In der Polizeiwache angekommen, habe sie sich ausziehen müssen, erzählt Felix: "Mir wurde nichts erklärt." Erst nach einer halben Stunde sei eine Krankenschwester gekommen, um mit ihr zu sprechen. "Nach dem Gespräch habe ich mich viel besser gefühlt. Wäre sie früher da gewesen oder anstelle der Polizei gekommen, hätte die Situation komplett anders ausgesehen", sagt Felix.

Geistig verwirrte Menschen sollen nicht von Polizei abgeholt werden

Carina Stigter ist Notallkrankenschwester und kennt das Problem. Trotz aller Unterschiede hätten viele psychisch Erkrankte oft ein gemeinsames Problem: "Sie haben keine Lösung für ihre Situation und finden keine Hilfe im Umfeld."

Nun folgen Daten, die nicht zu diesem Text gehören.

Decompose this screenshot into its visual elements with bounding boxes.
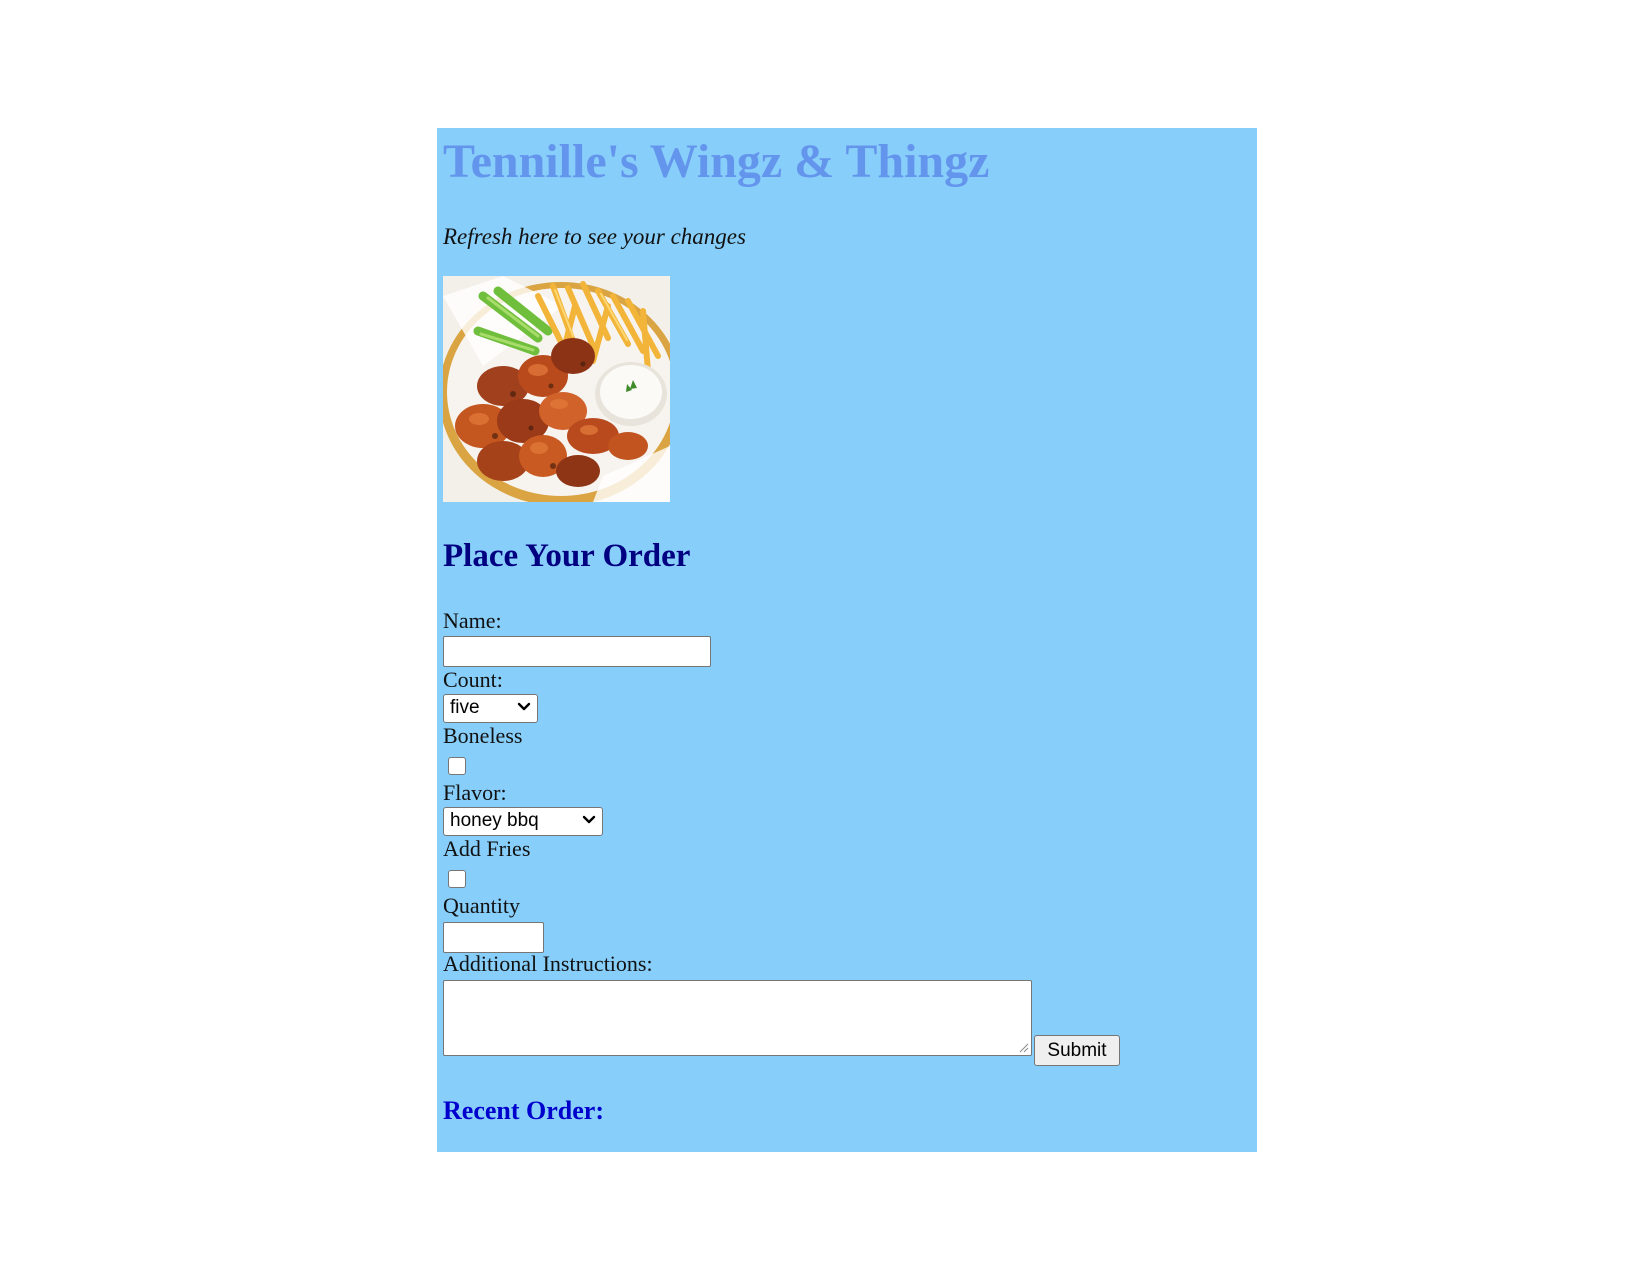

Wenn sie dann von der Polizei abgeholt würden, vergrößere der Stress das Leiden dieser Menschen zusätzlich, sagt Stigter: "Die Polizei wird ausgebildet, um mit Kriminellen umzugehen. Sie stecken die kranken Menschen also in eine Zelle und behandeln sie wie Verdächtige."

Deshalb setzt sich Stigter für einen anderen Umgang mit potenziellen Patienten ein. Vor rund einem Jahr hat sie in Utrecht ein Programm gestartet, nach dem die Polizei zunächst das Krisenzentrum benachrichtigt, wenn Personen wegen möglicher psychischer Probleme auffällig werden. Im Juni verkündete die niederländische Gesundheitsministerin, dass bis Ende des Jahres in jeder Stadt ein ähnliches System aufgebaut werden soll.

Bilder von Krieg und Gewalt überfordern die Menschen

Neben den Versorgungsproblemen schließt Jacobine Geel von der Gesundheitsorganisation "GZZ" aber auch einen tatsächlichen Anstieg psychischer Erkrankungen nicht aus. Vor allem finanzielle Probleme könnten dazu beigetragen haben: "Die Finanzkrise hat für viele Individuen problematische Konsequenzen gehabt. Jetzt kommen diese Probleme langsam ans Licht. Stellen sie sich beispielsweise vor, in einer Partnerschaft mit Kindern verlieren plötzlich beide ihren Job. Stressanfällige Menschen können dann schnell im Eis versinken, wie wir auf Niederländisch sagen."

"Manche dieser Menschen", vermutet Geel, "brechen wahrscheinlich einfach unter dem Gewicht unserer sehr komplexen Gesellschaft zusammen." Auch die überall verbreiteten Bilder von Konflikten, Gewalt und Kriegen in TV und Internet trügen zu dem erhöhten Stresslevel bei. "Einige mögen bereits eine Historie psychischer Erkrankungen haben", sagt Geel. "Doch bevor wir nach Lösungen suchen, müssen uns über die Komplexität und die Vielfalt der psychischen Leiden dieser Gruppe bewusst werden."